Use the free budget planner and find out how to save £1,000s giving yourself a money makeover, according to our Money Saving Expert Martin Lewis
Step 1: Do you spend more than you earn?
Do a budget properly and you'll immediately discover if you spend more than you earn, and can then prioritise your outgoings to remedy it. Yet most budgets are nonsense as they focus on a typical month, forgetting daily pastries, weekly shops, annual holidays and more. For example, spend £600 on Christmas, and you need to factor it in at £50 a month.
To do a proper budget it you need to gather a few months worth of bills and make some time. You can either do it on paper or I've developed some tools that do the whole process for you.
Martin's free budget planners are available via the useful links section.
Step 2: Pain-free savings – cut bills without cutting back
If you spend more than you earn – or even if you don't – you should try to make pain-free savings. This includes getting the best bank account, shopping around for the cheapest contact lenses, paying less for medication, cutting the cost of travel and more. The best part is, it involves no lifestyle change, so you won't notice the difference, except for in your wallet.
Don't just think this is about credit cards, benefits, mortgages, and car insurance though – you can also save on childcare, council tax and energy too. In fact, you need to go through everything you spend money on to see if you can do it for less.
The useful links section has some specific examples, and a full money makeover guide which takes you step-by-step through all the possible savings.
Step 3: Still spend more than you earn?
Now it's worth revisiting your budget, incorporating your new predicted expenditure based on the expected pain-free savings. What you do thereafter depends on the result.
- Are you spending within your means? Congrats! You need do nothing more – unless you'd like to start saving or repay more debt- but it's important to keep monitoring your finances. Effective budgeting is still worthwhile too (see step 5).
- Spending more than you earn? If even after pain-free savings you're still overspending, then it's time for step 4.
Step 4: Cutting back - painful savings
If you are still spending more than you earn – you are in danger of a debt spiral. That's where to maintain your lifestyle you need to keep borrowing – so the debt grows until all your income is taken up repaying it. Then you're really in trouble.
At this point, there's no choice but to start cutting back. This could be as easy as getting rid of subscription TV and taking your own sandwiches to work, or never going out and minimising on all expenditure. It depends entirely on the severity of your circumstances.

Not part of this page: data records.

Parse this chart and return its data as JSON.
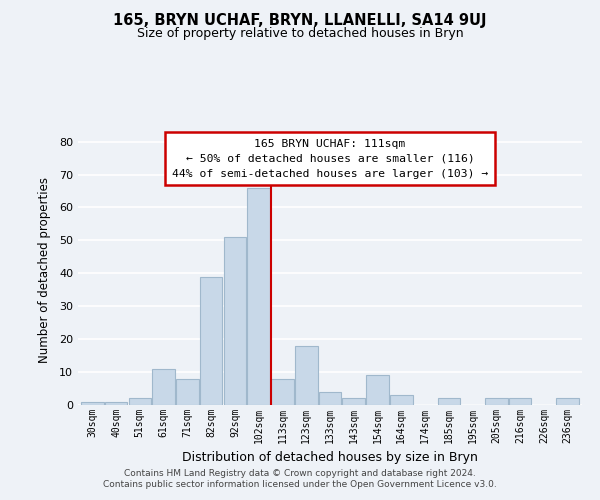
{
  "title": "165, BRYN UCHAF, BRYN, LLANELLI, SA14 9UJ",
  "subtitle": "Size of property relative to detached houses in Bryn",
  "xlabel": "Distribution of detached houses by size in Bryn",
  "ylabel": "Number of detached properties",
  "categories": [
    "30sqm",
    "40sqm",
    "51sqm",
    "61sqm",
    "71sqm",
    "82sqm",
    "92sqm",
    "102sqm",
    "113sqm",
    "123sqm",
    "133sqm",
    "143sqm",
    "154sqm",
    "164sqm",
    "174sqm",
    "185sqm",
    "195sqm",
    "205sqm",
    "216sqm",
    "226sqm",
    "236sqm"
  ],
  "values": [
    1,
    1,
    2,
    11,
    8,
    39,
    51,
    66,
    8,
    18,
    4,
    2,
    9,
    3,
    0,
    2,
    0,
    2,
    2,
    0,
    2
  ],
  "bar_color": "#c8d8e8",
  "bar_edge_color": "#a0b8cc",
  "vline_color": "#cc0000",
  "annotation_title": "165 BRYN UCHAF: 111sqm",
  "annotation_line1": "← 50% of detached houses are smaller (116)",
  "annotation_line2": "44% of semi-detached houses are larger (103) →",
  "annotation_box_color": "#ffffff",
  "annotation_box_edge": "#cc0000",
  "ylim": [
    0,
    82
  ],
  "yticks": [
    0,
    10,
    20,
    30,
    40,
    50,
    60,
    70,
    80
  ],
  "footer_line1": "Contains HM Land Registry data © Crown copyright and database right 2024.",
  "footer_line2": "Contains public sector information licensed under the Open Government Licence v3.0.",
  "bg_color": "#eef2f7",
  "grid_color": "#ffffff"
}
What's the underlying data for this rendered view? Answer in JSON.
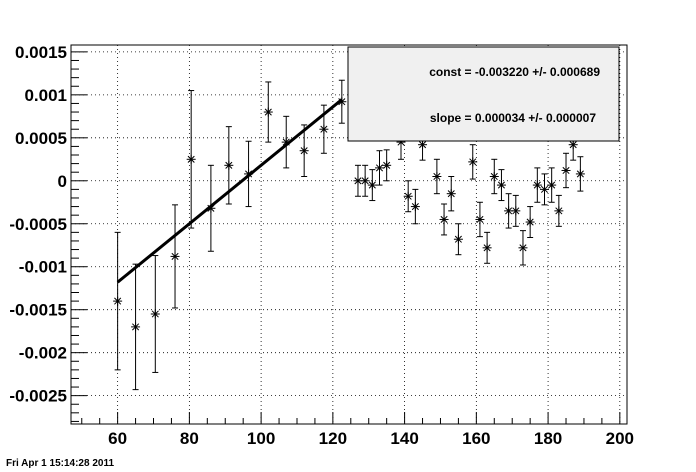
{
  "chart_data": {
    "type": "scatter",
    "x_ticks": [
      60,
      80,
      100,
      120,
      140,
      160,
      180,
      200
    ],
    "y_ticks": [
      -0.0025,
      -0.002,
      -0.0015,
      -0.001,
      -0.0005,
      0,
      0.0005,
      0.001,
      0.0015
    ],
    "x_tick_labels": [
      "60",
      "80",
      "100",
      "120",
      "140",
      "160",
      "180",
      "200"
    ],
    "y_tick_labels": [
      "-0.0025",
      "-0.002",
      "-0.0015",
      "-0.001",
      "-0.0005",
      "0",
      "0.0005",
      "0.001",
      "0.0015"
    ],
    "xlim": [
      47,
      202
    ],
    "ylim": [
      -0.00283,
      0.00158
    ],
    "grid": true,
    "marker": "asterisk",
    "series": [
      {
        "points": [
          {
            "x": 60,
            "y": -0.0014,
            "err": 0.0008
          },
          {
            "x": 65,
            "y": -0.0017,
            "err": 0.00073
          },
          {
            "x": 70.5,
            "y": -0.00155,
            "err": 0.00068
          },
          {
            "x": 76,
            "y": -0.00088,
            "err": 0.0006
          },
          {
            "x": 80.5,
            "y": 0.00025,
            "err": 0.0008
          },
          {
            "x": 86,
            "y": -0.00032,
            "err": 0.0005
          },
          {
            "x": 91,
            "y": 0.00018,
            "err": 0.00045
          },
          {
            "x": 96.5,
            "y": 8e-05,
            "err": 0.00038
          },
          {
            "x": 102,
            "y": 0.0008,
            "err": 0.00035
          },
          {
            "x": 107,
            "y": 0.00045,
            "err": 0.0003
          },
          {
            "x": 112,
            "y": 0.00035,
            "err": 0.0003
          },
          {
            "x": 117.5,
            "y": 0.0006,
            "err": 0.00028
          },
          {
            "x": 122.5,
            "y": 0.00092,
            "err": 0.00025
          },
          {
            "x": 127,
            "y": 0.0,
            "err": 0.00018
          },
          {
            "x": 129,
            "y": 0.0,
            "err": 0.00018
          },
          {
            "x": 131,
            "y": -5e-05,
            "err": 0.00018
          },
          {
            "x": 133,
            "y": 0.00015,
            "err": 0.0002
          },
          {
            "x": 135,
            "y": 0.00018,
            "err": 0.00018
          },
          {
            "x": 139,
            "y": 0.00045,
            "err": 0.0002
          },
          {
            "x": 141,
            "y": -0.00018,
            "err": 0.00018
          },
          {
            "x": 143,
            "y": -0.0003,
            "err": 0.0002
          },
          {
            "x": 145,
            "y": 0.00042,
            "err": 0.00018
          },
          {
            "x": 149,
            "y": 5e-05,
            "err": 0.0002
          },
          {
            "x": 151,
            "y": -0.00045,
            "err": 0.00018
          },
          {
            "x": 153,
            "y": -0.00015,
            "err": 0.0002
          },
          {
            "x": 155,
            "y": -0.00068,
            "err": 0.00018
          },
          {
            "x": 159,
            "y": 0.00022,
            "err": 0.0002
          },
          {
            "x": 161,
            "y": -0.00045,
            "err": 0.0002
          },
          {
            "x": 163,
            "y": -0.00078,
            "err": 0.00018
          },
          {
            "x": 165,
            "y": 5e-05,
            "err": 0.0002
          },
          {
            "x": 167,
            "y": -5e-05,
            "err": 0.00018
          },
          {
            "x": 169,
            "y": -0.00035,
            "err": 0.0002
          },
          {
            "x": 171,
            "y": -0.00035,
            "err": 0.00018
          },
          {
            "x": 173,
            "y": -0.00078,
            "err": 0.0002
          },
          {
            "x": 175,
            "y": -0.00048,
            "err": 0.00018
          },
          {
            "x": 177,
            "y": -5e-05,
            "err": 0.0002
          },
          {
            "x": 179,
            "y": -0.0001,
            "err": 0.00018
          },
          {
            "x": 181,
            "y": -5e-05,
            "err": 0.0002
          },
          {
            "x": 183,
            "y": -0.00035,
            "err": 0.00018
          },
          {
            "x": 185,
            "y": 0.00012,
            "err": 0.0002
          },
          {
            "x": 187,
            "y": 0.00042,
            "err": 0.00018
          },
          {
            "x": 189,
            "y": 8e-05,
            "err": 0.0002
          }
        ]
      }
    ],
    "fit": {
      "type": "line",
      "x_range": [
        60,
        122.5
      ],
      "const": -0.00322,
      "slope": 3.4e-05
    },
    "stats_box": {
      "lines": [
        "const = -0.003220 +/- 0.000689",
        "slope = 0.000034 +/- 0.000007"
      ],
      "background": "#f0f0f0",
      "placement": "top-right"
    },
    "colors": {
      "frame": "#000000",
      "grid": "#000000",
      "points": "#000000",
      "fit": "#000000"
    }
  },
  "footer": {
    "timestamp": "Fri Apr  1 15:14:28 2011"
  }
}
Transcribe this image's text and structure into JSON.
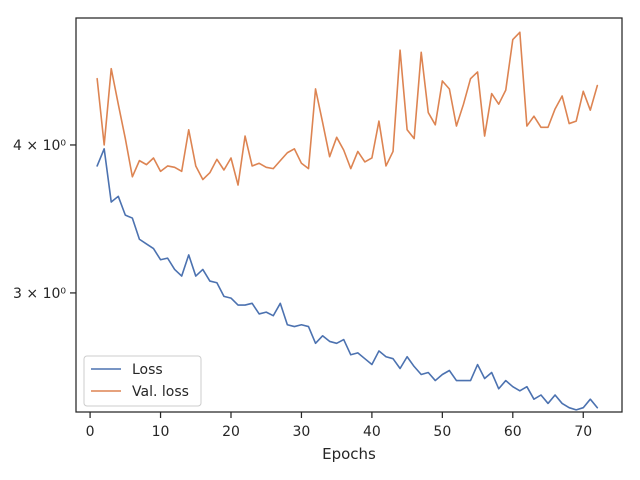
{
  "chart_data": {
    "type": "line",
    "title": "",
    "xlabel": "Epochs",
    "ylabel": "",
    "yscale": "log",
    "xlim": [
      -2,
      75.5
    ],
    "ylim": [
      2.38,
      5.12
    ],
    "grid": false,
    "legend_position": "lower-left",
    "x_ticks": [
      0,
      10,
      20,
      30,
      40,
      50,
      60,
      70
    ],
    "x_tick_labels": [
      "0",
      "10",
      "20",
      "30",
      "40",
      "50",
      "60",
      "70"
    ],
    "y_ticks": [
      3,
      4
    ],
    "y_tick_labels": [
      "3 × 10⁰",
      "4 × 10⁰"
    ],
    "x": [
      1,
      2,
      3,
      4,
      5,
      6,
      7,
      8,
      9,
      10,
      11,
      12,
      13,
      14,
      15,
      16,
      17,
      18,
      19,
      20,
      21,
      22,
      23,
      24,
      25,
      26,
      27,
      28,
      29,
      30,
      31,
      32,
      33,
      34,
      35,
      36,
      37,
      38,
      39,
      40,
      41,
      42,
      43,
      44,
      45,
      46,
      47,
      48,
      49,
      50,
      51,
      52,
      53,
      54,
      55,
      56,
      57,
      58,
      59,
      60,
      61,
      62,
      63,
      64,
      65,
      66,
      67,
      68,
      69,
      70,
      71,
      72
    ],
    "series": [
      {
        "name": "Loss",
        "color": "#4c72b0",
        "values": [
          3.84,
          3.97,
          3.58,
          3.62,
          3.49,
          3.47,
          3.33,
          3.3,
          3.27,
          3.2,
          3.21,
          3.14,
          3.1,
          3.23,
          3.1,
          3.14,
          3.07,
          3.06,
          2.98,
          2.97,
          2.93,
          2.93,
          2.94,
          2.88,
          2.89,
          2.87,
          2.94,
          2.82,
          2.81,
          2.82,
          2.81,
          2.72,
          2.76,
          2.73,
          2.72,
          2.74,
          2.66,
          2.67,
          2.64,
          2.61,
          2.68,
          2.65,
          2.64,
          2.59,
          2.65,
          2.6,
          2.56,
          2.57,
          2.53,
          2.56,
          2.58,
          2.53,
          2.53,
          2.53,
          2.61,
          2.54,
          2.57,
          2.49,
          2.53,
          2.5,
          2.48,
          2.5,
          2.44,
          2.46,
          2.42,
          2.46,
          2.42,
          2.4,
          2.39,
          2.4,
          2.44,
          2.4
        ]
      },
      {
        "name": "Val. loss",
        "color": "#dd8452",
        "values": [
          4.55,
          4.0,
          4.64,
          4.33,
          4.05,
          3.76,
          3.88,
          3.85,
          3.9,
          3.8,
          3.84,
          3.83,
          3.8,
          4.12,
          3.84,
          3.74,
          3.79,
          3.89,
          3.81,
          3.9,
          3.7,
          4.07,
          3.84,
          3.86,
          3.83,
          3.82,
          3.88,
          3.94,
          3.97,
          3.86,
          3.82,
          4.46,
          4.18,
          3.91,
          4.06,
          3.96,
          3.82,
          3.95,
          3.87,
          3.9,
          4.19,
          3.84,
          3.95,
          4.81,
          4.12,
          4.05,
          4.79,
          4.26,
          4.16,
          4.53,
          4.46,
          4.15,
          4.33,
          4.55,
          4.61,
          4.07,
          4.42,
          4.33,
          4.45,
          4.91,
          4.98,
          4.15,
          4.23,
          4.14,
          4.14,
          4.29,
          4.4,
          4.17,
          4.19,
          4.44,
          4.28,
          4.49
        ]
      }
    ]
  }
}
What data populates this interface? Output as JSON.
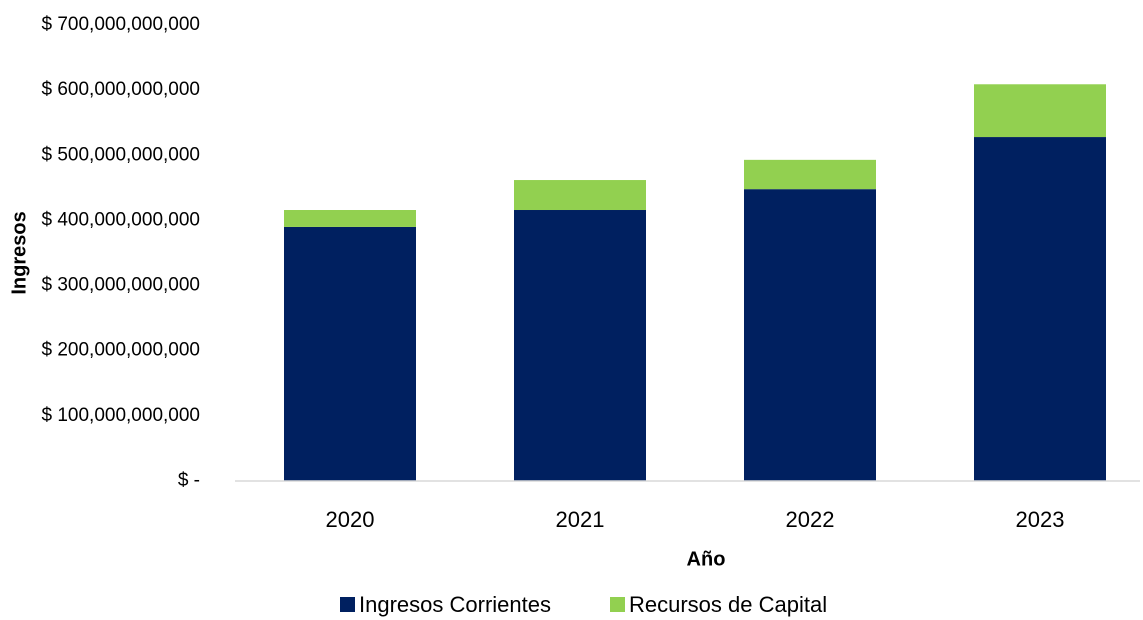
{
  "chart_data": {
    "type": "stacked_bar",
    "x_label": "Año",
    "y_label": "Ingresos",
    "categories": [
      "2020",
      "2021",
      "2022",
      "2023"
    ],
    "series": [
      {
        "name": "Ingresos Corrientes",
        "color": "#002060",
        "values": [
          390000000000,
          416000000000,
          448000000000,
          528000000000
        ]
      },
      {
        "name": "Recursos de Capital",
        "color": "#92d050",
        "values": [
          26000000000,
          46000000000,
          45000000000,
          81000000000
        ]
      }
    ],
    "ylim": [
      0,
      700000000000
    ],
    "yticks": [
      {
        "value": 0,
        "label": "$ -"
      },
      {
        "value": 100000000000,
        "label": "$ 100,000,000,000"
      },
      {
        "value": 200000000000,
        "label": "$ 200,000,000,000"
      },
      {
        "value": 300000000000,
        "label": "$ 300,000,000,000"
      },
      {
        "value": 400000000000,
        "label": "$ 400,000,000,000"
      },
      {
        "value": 500000000000,
        "label": "$ 500,000,000,000"
      },
      {
        "value": 600000000000,
        "label": "$ 600,000,000,000"
      },
      {
        "value": 700000000000,
        "label": "$ 700,000,000,000"
      }
    ],
    "grid": false,
    "legend": "bottom"
  }
}
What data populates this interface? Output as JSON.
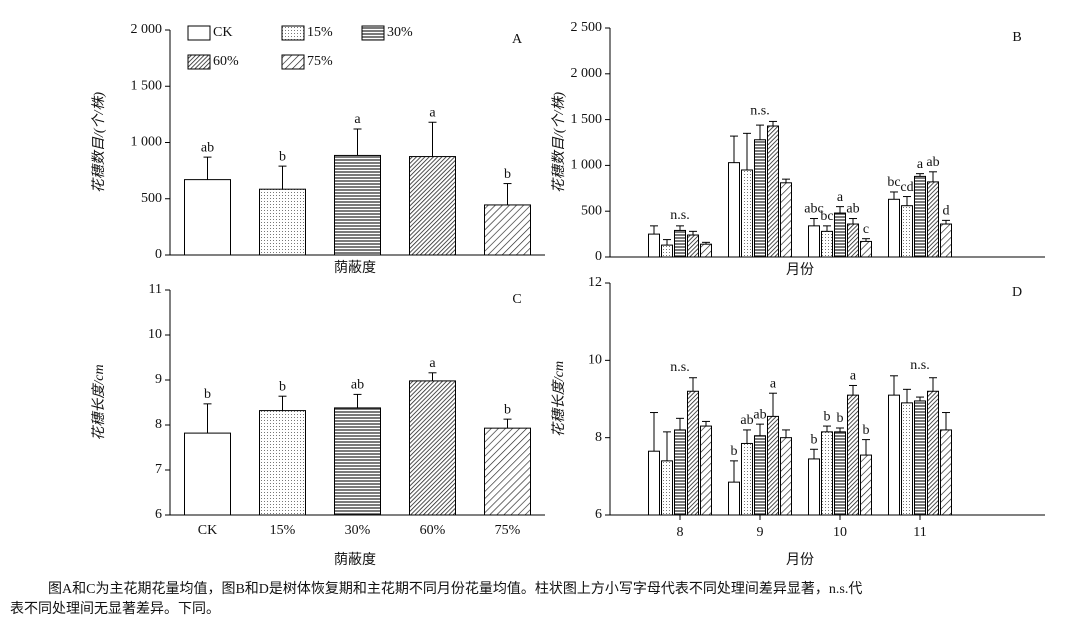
{
  "chart_data": [
    {
      "type": "bar",
      "panel": "A",
      "ylabel": "花穗数目/(个/株)",
      "xlabel": "荫蔽度",
      "categories": [
        "CK",
        "15%",
        "30%",
        "60%",
        "75%"
      ],
      "show_xticklabels": false,
      "legend": true,
      "patterns": [
        "none",
        "dots",
        "hlines",
        "dense-diagonal",
        "diagonal"
      ],
      "values": [
        670,
        585,
        885,
        875,
        445
      ],
      "errors": [
        200,
        205,
        235,
        305,
        190
      ],
      "labels": [
        "ab",
        "b",
        "a",
        "a",
        "b"
      ],
      "ylim": [
        0,
        2000
      ],
      "yticks": [
        0,
        500,
        {
          "value": 1000,
          "label": "1 000"
        },
        {
          "value": 1500,
          "label": "1 500"
        },
        {
          "value": 2000,
          "label": "2 000"
        }
      ]
    },
    {
      "type": "grouped-bar",
      "panel": "B",
      "ylabel": "花穗数目/(个/株)",
      "xlabel": "月份",
      "categories": [
        "8",
        "9",
        "10",
        "11"
      ],
      "show_xticklabels": false,
      "group_labels": [
        "n.s.",
        "n.s.",
        null,
        null
      ],
      "series": [
        {
          "pattern": "none",
          "values": [
            250,
            1030,
            340,
            630
          ],
          "errors": [
            90,
            290,
            80,
            80
          ],
          "labels": [
            null,
            null,
            "abc",
            "bc"
          ]
        },
        {
          "pattern": "dots",
          "values": [
            130,
            950,
            280,
            560
          ],
          "errors": [
            60,
            400,
            60,
            100
          ],
          "labels": [
            null,
            null,
            "bc",
            "cd"
          ]
        },
        {
          "pattern": "hlines",
          "values": [
            290,
            1280,
            480,
            880
          ],
          "errors": [
            50,
            160,
            70,
            30
          ],
          "labels": [
            null,
            null,
            "a",
            "a"
          ]
        },
        {
          "pattern": "dense-diagonal",
          "values": [
            240,
            1430,
            360,
            820
          ],
          "errors": [
            40,
            50,
            60,
            110
          ],
          "labels": [
            null,
            null,
            "ab",
            "ab"
          ]
        },
        {
          "pattern": "diagonal",
          "values": [
            140,
            810,
            170,
            360
          ],
          "errors": [
            20,
            40,
            30,
            40
          ],
          "labels": [
            null,
            null,
            "c",
            "d"
          ]
        }
      ],
      "ylim": [
        0,
        2500
      ],
      "yticks": [
        0,
        500,
        {
          "value": 1000,
          "label": "1 000"
        },
        {
          "value": 1500,
          "label": "1 500"
        },
        {
          "value": 2000,
          "label": "2 000"
        },
        {
          "value": 2500,
          "label": "2 500"
        }
      ]
    },
    {
      "type": "bar",
      "panel": "C",
      "ylabel": "花穗长度/cm",
      "xlabel": "荫蔽度",
      "categories": [
        "CK",
        "15%",
        "30%",
        "60%",
        "75%"
      ],
      "show_xticklabels": true,
      "patterns": [
        "none",
        "dots",
        "hlines",
        "dense-diagonal",
        "diagonal"
      ],
      "values": [
        7.82,
        8.32,
        8.38,
        8.98,
        7.93
      ],
      "errors": [
        0.65,
        0.32,
        0.3,
        0.18,
        0.2
      ],
      "labels": [
        "b",
        "b",
        "ab",
        "a",
        "b"
      ],
      "ylim": [
        6,
        11
      ],
      "yticks": [
        6,
        7,
        8,
        9,
        10,
        11
      ]
    },
    {
      "type": "grouped-bar",
      "panel": "D",
      "ylabel": "花穗长度/cm",
      "xlabel": "月份",
      "categories": [
        "8",
        "9",
        "10",
        "11"
      ],
      "show_xticklabels": true,
      "group_labels": [
        "n.s.",
        null,
        null,
        "n.s."
      ],
      "series": [
        {
          "pattern": "none",
          "values": [
            7.65,
            6.85,
            7.45,
            9.1
          ],
          "errors": [
            1.0,
            0.55,
            0.25,
            0.5
          ],
          "labels": [
            null,
            "b",
            "b",
            null
          ]
        },
        {
          "pattern": "dots",
          "values": [
            7.4,
            7.85,
            8.15,
            8.9
          ],
          "errors": [
            0.75,
            0.35,
            0.15,
            0.35
          ],
          "labels": [
            null,
            "ab",
            "b",
            null
          ]
        },
        {
          "pattern": "hlines",
          "values": [
            8.2,
            8.05,
            8.15,
            8.95
          ],
          "errors": [
            0.3,
            0.3,
            0.1,
            0.1
          ],
          "labels": [
            null,
            "ab",
            "b",
            null
          ]
        },
        {
          "pattern": "dense-diagonal",
          "values": [
            9.2,
            8.55,
            9.1,
            9.2
          ],
          "errors": [
            0.35,
            0.6,
            0.25,
            0.35
          ],
          "labels": [
            null,
            "a",
            "a",
            null
          ]
        },
        {
          "pattern": "diagonal",
          "values": [
            8.3,
            8.0,
            7.55,
            8.2
          ],
          "errors": [
            0.12,
            0.2,
            0.4,
            0.45
          ],
          "labels": [
            null,
            null,
            "b",
            null
          ]
        }
      ],
      "ylim": [
        6,
        12
      ],
      "yticks": [
        6,
        8,
        10,
        12
      ]
    }
  ],
  "caption": [
    "图A和C为主花期花量均值，图B和D是树体恢复期和主花期不同月份花量均值。柱状图上方小写字母代表不同处理间差异显著，n.s.代",
    "表不同处理间无显著差异。下同。"
  ]
}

And if you're struggling to meet even the minimum repayments on debts, it's likely you need urgent guidance. Speak to free non-profit, non-judgmental debt crisis agencies like Citizens Advice (check the Yellow Pages for your local office), Consumer Credit Counselling Service (CCCS – 0800 138 111), Christians Against Poverty (01274 760 720 the religious focus is why they do it, not how they do it) and National Debtline (0808 808 4000).
Step 5. Piggybanking – stay within your budget
Making a budget work on paper is often easy – the difficulty is sticking to it. To help you can try my 'piggybanking' technique which involves using several small accounts for different spending categories – though don't try it if it leaves one account in debt.
Once you've worked out how much you can spend in each area to give yourself a balance, budget, then set up special accounts for each of the main categories you want to save for (e.g. bills, Christmas, holiday, an emergency fund). Then when you get paid, simply have standing orders shift the right amounts from your main bank account to the piggybanks.
Then whatever's left in your main bank account is actually spendable each month, and you know you can genuinely afford to use it. And when you look in your holiday account it'll show you how much you can actually afford to spend on a holiday. It may not be what you wanted, but it's what's right to keep your finances under control.